Elle aime passionnément ses enfants, en particulier sa fille, dont les sentiments ne paraissent pas répondre aux siens: elle déborde d'affection tendre et de douleur sincère.
Elle est également très attachée à ses amis: malgré leur disgrâce,
elle n'abandonne ni Pomponne, ni Fouquet, ni le cardinal de Retz.
Si elle montre tant d'indifférence pour les paysans révoltés de Bretagne ou les victimes des dragonnades, tant d'insensibilité lors du procès de la Brinvilliers (lettre du 17 juillet 1676) ou de la Voisin (lettre du 23 février 1680), c'est qu'elle partage les préjugés du temps.
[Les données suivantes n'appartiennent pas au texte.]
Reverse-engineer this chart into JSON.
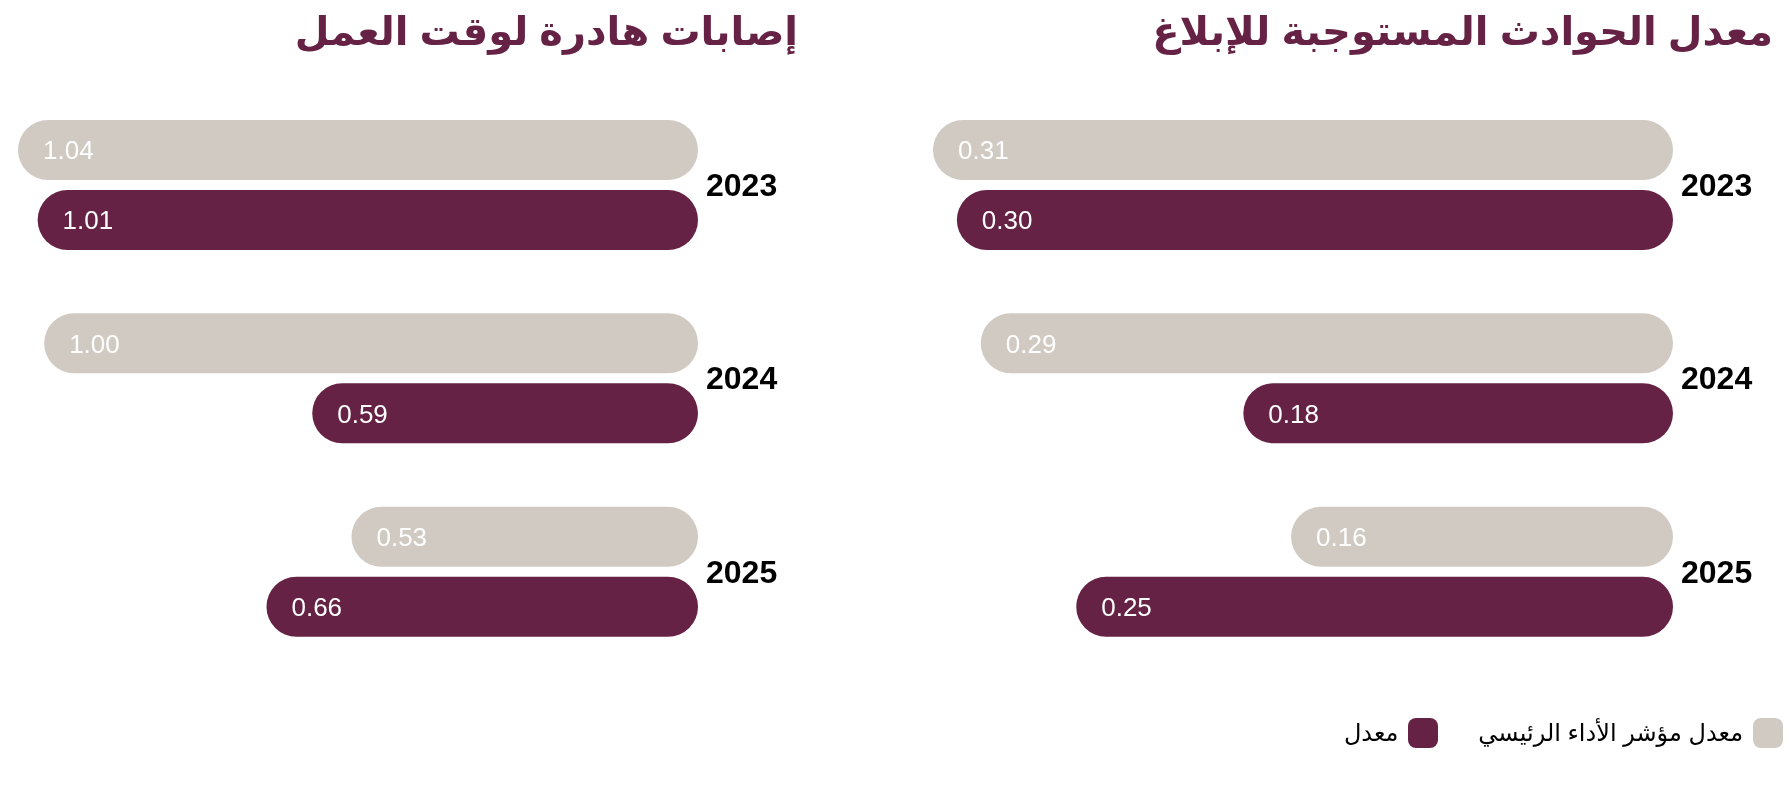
{
  "chart_data": [
    {
      "type": "bar",
      "orientation": "horizontal",
      "title": "معدل الحوادث المستوجبة للإبلاغ",
      "categories": [
        "2023",
        "2024",
        "2025"
      ],
      "legend": "bottom right",
      "series": [
        {
          "name": "معدل مؤشر الأداء الرئيسي",
          "color": "#d0cac3",
          "values": [
            0.31,
            0.29,
            0.16
          ],
          "value_labels": [
            "0.31",
            "0.29",
            "0.16"
          ]
        },
        {
          "name": "معدل",
          "color": "#662244",
          "values": [
            0.3,
            0.18,
            0.25
          ],
          "value_labels": [
            "0.30",
            "0.18",
            "0.25"
          ]
        }
      ]
    },
    {
      "type": "bar",
      "orientation": "horizontal",
      "title": "إصابات هادرة لوقت العمل",
      "categories": [
        "2023",
        "2024",
        "2025"
      ],
      "series": [
        {
          "color": "#d0cac3",
          "values": [
            1.04,
            1.0,
            0.53
          ],
          "value_labels": [
            "1.04",
            "1.00",
            "0.53"
          ]
        },
        {
          "color": "#662244",
          "values": [
            1.01,
            0.59,
            0.66
          ],
          "value_labels": [
            "1.01",
            "0.59",
            "0.66"
          ]
        }
      ]
    }
  ]
}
Aux qualités du cœur, la marquise joint celles de l'esprit. La vie mondaine qu'elle mène ne l'empêche pas de songer aux grandes questions: à la vieillesse qui vient (lettre du 27 janvier 1677), à la brièveté de la vie (lettre du 3 avril 1681), à la mort prochaine (lettre du 16 mars 1682).
Elle trouve le temps de lire beaucoup et, si elle se plaît aux romans héroïques de Mademoiselle de Scudéry et de La Calprenède ou aux petits vers de Voiture, elle préfère les écrivains profonds et vigoureux: les Latins comme Virgile et Tacite, qu'elle lit «dans la majesté du texte»; les Italiens comme Le Tasse; saint Augustin, Montaigne; Corneille, qu'elle juge supérieur à Racine au point de se montrer injuste envers celui-ci (lettre du 16 mars 1672).
Mais elle reviendra plus tard à une appréciation plus exacte de notre grand tragique, après la représentation d'Esther (lettre du 21 février 1689).
Elle «court en Bourdaloue», «qui frappe comme un sourd»; elle aime Molière et La Fontaine, qu'elle apprécie avec finesse (lettre du 29 avril 1671).
Car - sentiment rare à son époque -
elle comprend la nature comme La Fontaine, elle goûte les charmes de la campagne, comme le montrent ses lettres sur la prairie et les faneurs (22 juillet 1671), le parc des Rochers (29 septembre 1675), les arbres du Buron (27 mai 1680), le printemps aux Rochers (10 avril 1690).